Astra Missile Equipped Sukhoi-30 MKI causes people scurrying for cover

Source:-Astra Missile Equipped Sukhoi-30 MKI causes people scurrying for cover

The seaside towns of Digha and Tajpurbroke into panic, with thousands of tourists and local residents coming out of their hotels and homes, after a military exercise to fire air-to-air missiles near the coastline broke the sound barrier and triggered sonic booms that shattered window panes and damaged building fac-ades on Saturday morning.

Clueless firemen and cops combed the two towns for a couple of hours, suspecting a terror attack, before it became clear that the trigger was a military exercise involving the indigenous Astra air-to-air missile from Russian-origin Sukhoi-30 MKI fighter aircraft.

It was not clear whether the sonic booms were created by the Sukhois — capable of travelling at Mach 2 (twice the speed of sound at high altitudes) — or the missiles that can achieve speeds of Mach 4.5, but the two loud booms in quick succession were enough to bring thousands of panic-stricken people on to the streets.

“There were two sounds within a couple of minutes around 11.10am. The second one was so loud that it could be heard at Tajpur as well. The whole coastline was shaken and people felt the vibrations inside hotel rooms,” East Midnapore SP Alok Rajoria said.

It was only later in the evening that sources in the Indian Air Force confirmed that Astra missiles were being test-fired at the air-to-air firing range over the Bay of Bengal at the time when the booms were heard. Fighter aircraft operating out of Air Force Station Kalaikunda — about 100km from Digha — usually fly sub-sonic till they are 40-odd kilometres into the sea. However, during such trials, when missiles are fired at drones from various angles and speeds, it is possible for an aircraft to go supersonic closer to shore. The explosions may also have been caused by missiles that went supersonic after being fired.

The DRDO-developed Astra missile is likely to be inducted into the IAF later this year.

It was only recently that an indigenous seeker was developed for Astra. The Beyond Visual Range (BVR) range missile can hit targets between 20 and 80 km away, depending on the propulsion system used. The missiles will be fitted to all varieties of fighter aircraft available with the IAF after undergoing trials from Su-30 MKIs.

The impact, however, was terrifying for those on the ground who did not know what was happening (which included the state administration). “There are 80 students in my school. The explosions were so loud that the children started crying. We were rattled and didn’t know what to do so we took all the children out of the classrooms. Later, officials from the Digha coastal police station told us that there was nothing to worry and the children went back to their lessons,” Gangadharpur Primary School assistant teacher Malati Mishra said.

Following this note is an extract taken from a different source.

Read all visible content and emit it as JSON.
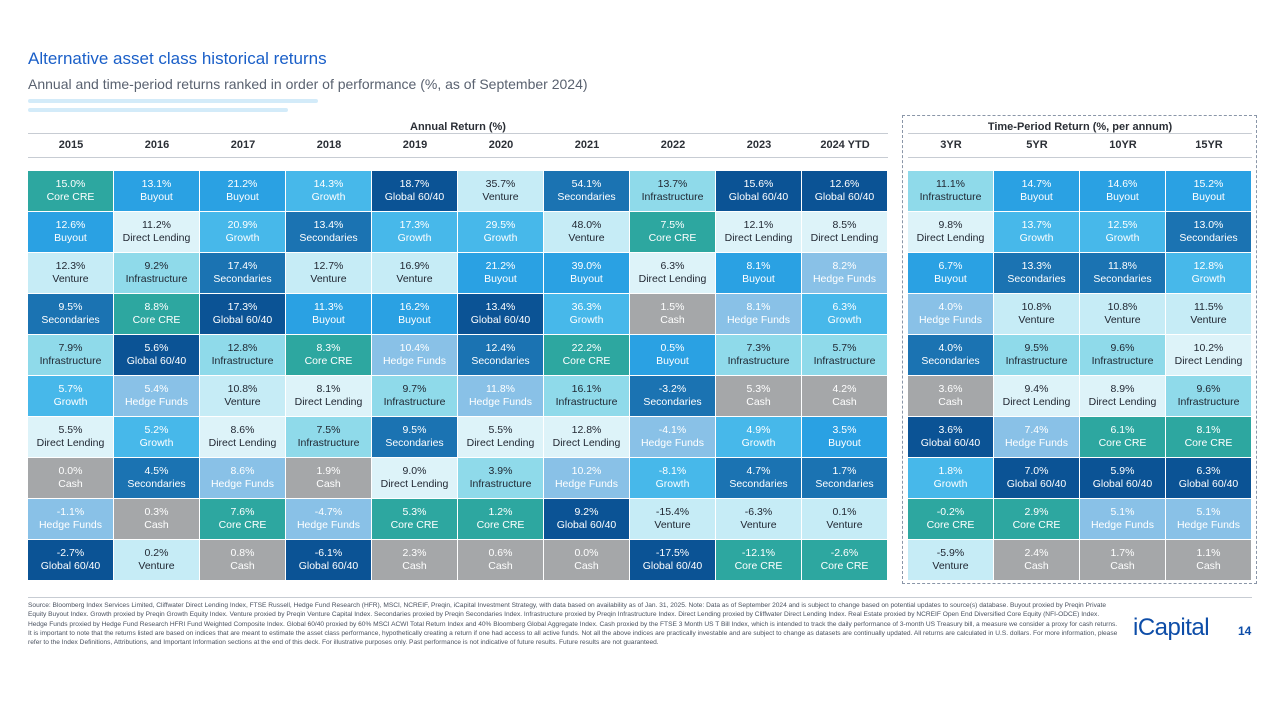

Rajarhat resident Surajit Mandal, in Digha with his family, rushed out thinking there was an explosion in the hotel where they were staying or the one next door. “I had just entered the hotel and then heard the noise. I ignored the first one but the second one was so loud that I was shaken. I took my family out of the hotel,” he said.

Salt Lake resident Ramashis Singh was enjoying the sea with his two friends when they heard the noise. “We came out of the sea wondering whether a terror attack had taken place. There was another explosion within two minutes. We could not see anything. There was no smoke or debris but the sound was scary,” Singh said.

The incident occurred a day after intelligence inputs of possible sea-borne terror strikes along the Bengal and Odisha coasts went public. The district administration reacted fast and despatched teams to find the source of the “explosions”. Personnel from the Digha coastal police station scoured the waters in speed boats and launches in search of explosive material and officials went around streets and beaches with loudhailers, urging people to remain calm and not venture out to sea for the time being.

“Our suspicion turned to the interim test range at Chandipur in Odisha — about 100 km away by road — where missiles and rockets are tested after we found no evidence of explosions on land or in the sea. We suspected some missiles or rockets could have misfired and landed in the sea close to Digha, causing the explosions,” a senior police officer said.

The Defence Research and Development Organisation (DRDO) confirmed no tests were scheduled from Chandipur or Wheeler Island on Saturday morning. Usually, a notice is issued to the air traffic control in Kolkata by the DRDO prior to such exercises, for diversion of flights from the east coast where the navigational routes to south India lie.

“The notice to airmen (NOTAM) was for 3 p.m. when the airspace was sealed for missile tests. A DRDO official was at the Kolkata airport to coordinate the closure of the airspace. Flights to Chennai, Bengaluru, Hyderabad and Bhubaneswar were diverted via west, requiring an additional flight tine of 8-15 minutes,” an ATC source in Kolkata said.